After the 2017 crackdown, Liberian blogger Wehisha Browne claimed that activists who stood up for their LGBTI sisters and brothers were being targeted. “The HIV-positive Ghanaian non-governmental organization, the Chautauqua Network, which claims to represent all of Ghana’s queer community, continues to make promises to help Liberia’s LGBTQ community,” Browne wrote. “Every day, we are being sent messages offering us meetings or access to conferences held by various NGOs around the world.” Browne cited the case of Jamauer Bangura, a Liberian activist who was imprisoned in April 2018 after she testified in court that she had been thrown out of her church. “Like Ms. Bangura, Liberian NGOs that defend the rights of LGBTQ Africans could have helped people like Ms. Bangura but refuse to,” Browne wrote.

According to Daniel Opoku, a political science professor at the University of Liberia and a strong advocate for the rights of LGBTQ Liberians, those supposedly charitable organizations have in fact become targets for the government. “The LGBT movement wants its rights without being legal,” he says. “The government wants that. It’s all very clear.” But while many say these NGOs should not be called out for government backing, Opoku worries that their role in the fight for LGBTQ rights could lead to a reaction.

“The free speech and the media laws have resulted in [LGBT groups being] censored,” he says.
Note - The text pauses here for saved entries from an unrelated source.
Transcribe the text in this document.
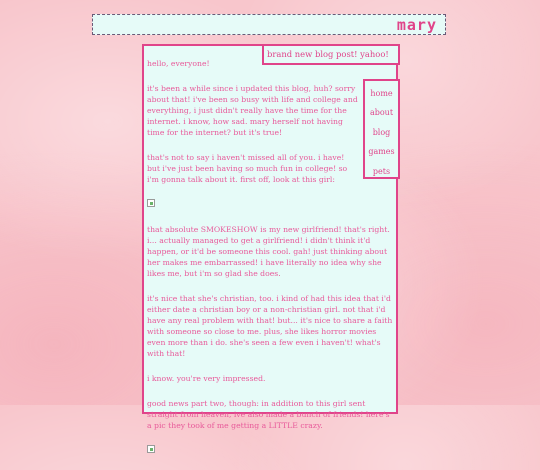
mary

hello, everyone!

it's been a while since i updated this blog, huh? sorry about that! i've been so busy with life and college and everything, i just didn't really have the time for the internet. i know, how sad. mary herself not having time for the internet? but it's true!

that's not to say i haven't missed all of you. i have! but i've just been having so much fun in college! so i'm gonna talk about it. first off, look at this girl:

that absolute SMOKESHOW is my new girlfriend! that's right. i... actually managed to get a girlfriend! i didn't think it'd happen, or it'd be someone this cool. gah! just thinking about her makes me embarrassed! i have literally no idea why she likes me, but i'm so glad she does.

it's nice that she's christian, too. i kind of had this idea that i'd either date a christian boy or a non-christian girl. not that i'd have any real problem with that! but... it's nice to share a faith with someone so close to me. plus, she likes horror movies even more than i do. she's seen a few even i haven't! what's with that!

i know. you're very impressed.

good news part two, though: in addition to this girl sent straight from heaven, ive also made a bunch of friends! here's a pic they took of me getting a LITTLE crazy.

brand new blog post! yahoo!
home
about
blog
games
pets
He believes that the crackdown on Liberian activists is just one of many acts of harassment that has been used to silence those who stand for LGBTQ rights. “Here you have lesbian activists — they don’t have the courage to say what they want to say, and the same thing applies to men in the case of someone else who may be homosexual,” he says. “So, the right atmosphere and conditions exist for discrimination.”